近大・佐藤輝明内野手(3年=仁川学院)はフリー打撃を行う

今秋のドラフト1位候補、近大・佐藤輝明内野手(3年=仁川学院)が8日、奈良・生駒市の同大グラウンドで今季初練習を行った。グラウンド不良のため室内練習場でのフリー打撃となったが、快音を響かせ、鋭い打球をネットに突き刺した。

関西学生リーグ通算11本塁打の長距離砲には、すでに阪神などが高評価。この日は西武スカウトも視察に訪れた。佐藤は「ここでやると、また新しい気持ちになります」と、大事な1年がスタートしたことを実感した。

近大の大先輩からも熱い助言をもらった。昨年12月中旬に行われた近大OB会に出席。そこでOB会長の元ロッテ監督有藤通世氏(73)から1時間以上、名球会打者の心得などを教えられた。

佐藤は「プロで2000安打を達成したすごい方。参考になることが多かった」と感謝した。打席では「追い込まれるまでは自分のスイングをしろ」とアドバイス。

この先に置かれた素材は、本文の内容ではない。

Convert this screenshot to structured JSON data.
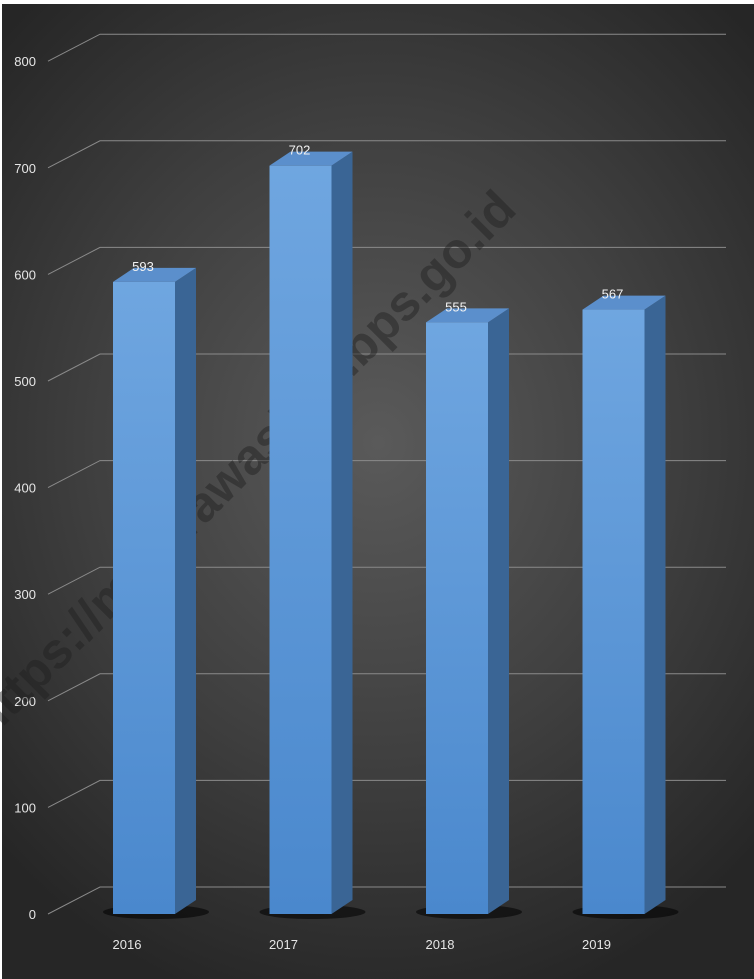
{
  "chart_data": {
    "type": "bar",
    "categories": [
      "2016",
      "2017",
      "2018",
      "2019"
    ],
    "values": [
      593,
      702,
      555,
      567
    ],
    "data_labels": [
      "593",
      "702",
      "555",
      "567"
    ],
    "title": "",
    "xlabel": "",
    "ylabel": "",
    "ylim": [
      0,
      800
    ],
    "yticks": [
      "0",
      "100",
      "200",
      "300",
      "400",
      "500",
      "600",
      "700",
      "800"
    ],
    "grid": true,
    "legend": "none",
    "style": "3d-column",
    "colors": {
      "bar_front_top": "#6fa6e0",
      "bar_front_bottom": "#4a88cd",
      "bar_side": "#3a6595",
      "bar_top": "#5b8fcc",
      "gridline": "#8a8a8a",
      "background": "#404040"
    }
  },
  "watermark": "https://musirawaskab.bps.go.id"
}
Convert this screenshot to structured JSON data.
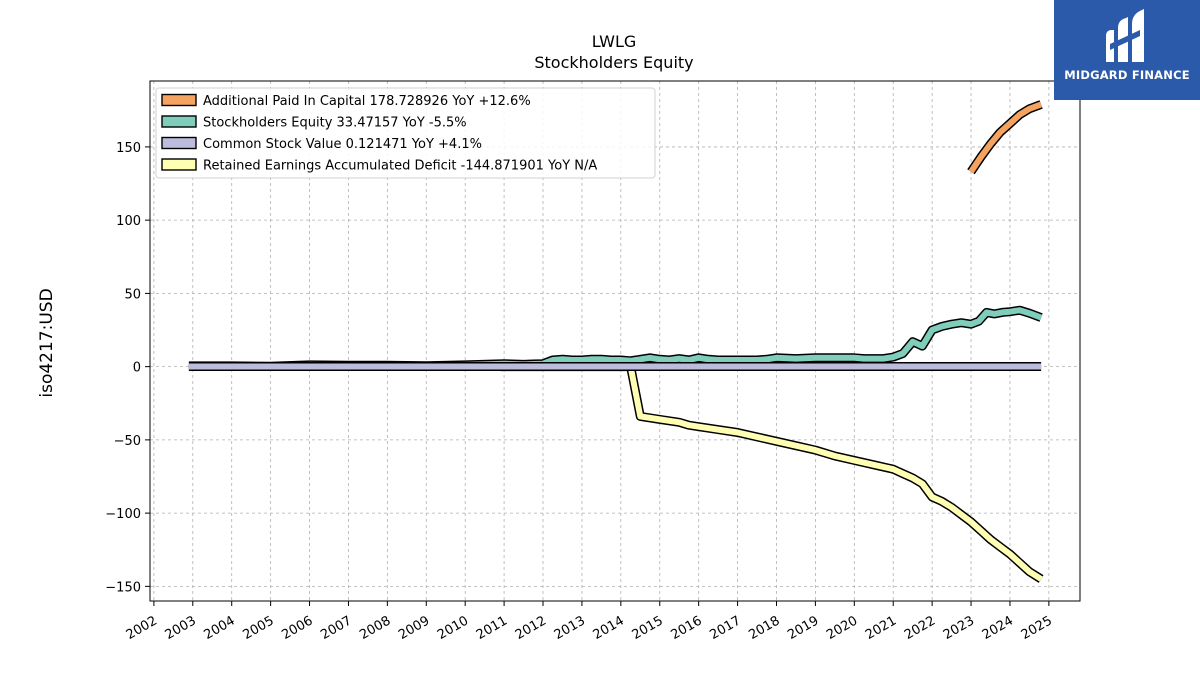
{
  "brand": {
    "name": "MIDGARD FINANCE",
    "color": "#2a5aa9"
  },
  "chart_data": {
    "type": "line",
    "title": "LWLG",
    "subtitle": "Stockholders  Equity",
    "xlabel": "",
    "ylabel": "iso4217:USD",
    "xlim": [
      2001.9,
      2025.8
    ],
    "ylim": [
      -160,
      195
    ],
    "x_ticks": [
      2002,
      2003,
      2004,
      2005,
      2006,
      2007,
      2008,
      2009,
      2010,
      2011,
      2012,
      2013,
      2014,
      2015,
      2016,
      2017,
      2018,
      2019,
      2020,
      2021,
      2022,
      2023,
      2024,
      2025
    ],
    "y_ticks": [
      -150,
      -100,
      -50,
      0,
      50,
      100,
      150
    ],
    "grid": true,
    "legend_position": "top-left",
    "series": [
      {
        "name": "Additional Paid In Capital",
        "legend": "Additional Paid In Capital  178.728926 YoY +12.6%",
        "color": "#f4a460",
        "x": [
          2023.0,
          2023.25,
          2023.5,
          2023.75,
          2024.0,
          2024.25,
          2024.5,
          2024.8
        ],
        "y": [
          133,
          143,
          152,
          160,
          166,
          172,
          176,
          179
        ]
      },
      {
        "name": "Stockholders Equity",
        "legend": "Stockholders Equity  33.47157 YoY -5.5%",
        "color": "#7fcdbb",
        "x": [
          2002.9,
          2004.0,
          2005.0,
          2006.0,
          2007.0,
          2008.0,
          2009.0,
          2010.0,
          2011.0,
          2011.5,
          2011.75,
          2012.0,
          2012.25,
          2012.5,
          2012.75,
          2013.0,
          2013.25,
          2013.5,
          2013.75,
          2014.0,
          2014.25,
          2014.5,
          2014.75,
          2015.0,
          2015.25,
          2015.5,
          2015.75,
          2016.0,
          2016.25,
          2016.5,
          2016.75,
          2017.0,
          2017.25,
          2017.5,
          2017.75,
          2018.0,
          2018.5,
          2019.0,
          2019.5,
          2020.0,
          2020.25,
          2020.5,
          2020.75,
          2021.0,
          2021.25,
          2021.5,
          2021.75,
          2022.0,
          2022.25,
          2022.5,
          2022.75,
          2023.0,
          2023.2,
          2023.4,
          2023.6,
          2023.8,
          2024.0,
          2024.25,
          2024.5,
          2024.8
        ],
        "y": [
          0.5,
          0.5,
          0.2,
          1.2,
          1.0,
          1.0,
          0.6,
          1.2,
          2.0,
          1.5,
          1.8,
          2.0,
          4.5,
          5.0,
          4.5,
          4.5,
          5.0,
          5.0,
          4.5,
          4.5,
          4.0,
          5.0,
          6.0,
          5.0,
          4.5,
          5.5,
          4.5,
          6.0,
          5.0,
          4.5,
          4.5,
          4.5,
          4.5,
          4.5,
          5.0,
          6.0,
          5.5,
          6.0,
          6.0,
          6.0,
          5.5,
          5.5,
          5.5,
          6.5,
          9.0,
          17.0,
          14.0,
          25.0,
          27.5,
          29.0,
          30.0,
          29.0,
          31.0,
          37.0,
          36.0,
          37.0,
          37.5,
          38.5,
          36.5,
          33.5
        ]
      },
      {
        "name": "Common Stock Value",
        "legend": "Common Stock Value  0.121471 YoY +4.1%",
        "color": "#bcbddc",
        "x": [
          2002.9,
          2024.8
        ],
        "y": [
          0.121,
          0.121
        ]
      },
      {
        "name": "Retained Earnings Accumulated Deficit",
        "legend": "Retained Earnings Accumulated Deficit  -144.871901 YoY N/A",
        "color": "#ffffb3",
        "x": [
          2010.9,
          2014.25,
          2014.5,
          2015.0,
          2015.5,
          2015.75,
          2016.0,
          2016.5,
          2017.0,
          2017.5,
          2018.0,
          2018.5,
          2019.0,
          2019.5,
          2020.0,
          2020.5,
          2021.0,
          2021.25,
          2021.5,
          2021.75,
          2022.0,
          2022.25,
          2022.5,
          2022.75,
          2023.0,
          2023.25,
          2023.5,
          2023.75,
          2024.0,
          2024.25,
          2024.5,
          2024.8
        ],
        "y": [
          0,
          0,
          -34,
          -36,
          -38,
          -40,
          -41,
          -43,
          -45,
          -48,
          -51,
          -54,
          -57,
          -61,
          -64,
          -67,
          -70,
          -73,
          -76,
          -80,
          -89,
          -92,
          -96,
          -101,
          -106,
          -112,
          -118,
          -123,
          -128,
          -134,
          -140,
          -145
        ]
      }
    ]
  }
}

練習メニューの例としては「イスに座ってのティー打撃」を伝えられた。

「何回かイスに座って打ちました。バットの出し方が分かるそうなので。続けていかないと」とさっそく試している。「有藤さんからは『すごく期待している』と言われました。昔のプロ野球選手は体が大きい」とその迫力と愛情に圧倒されていた。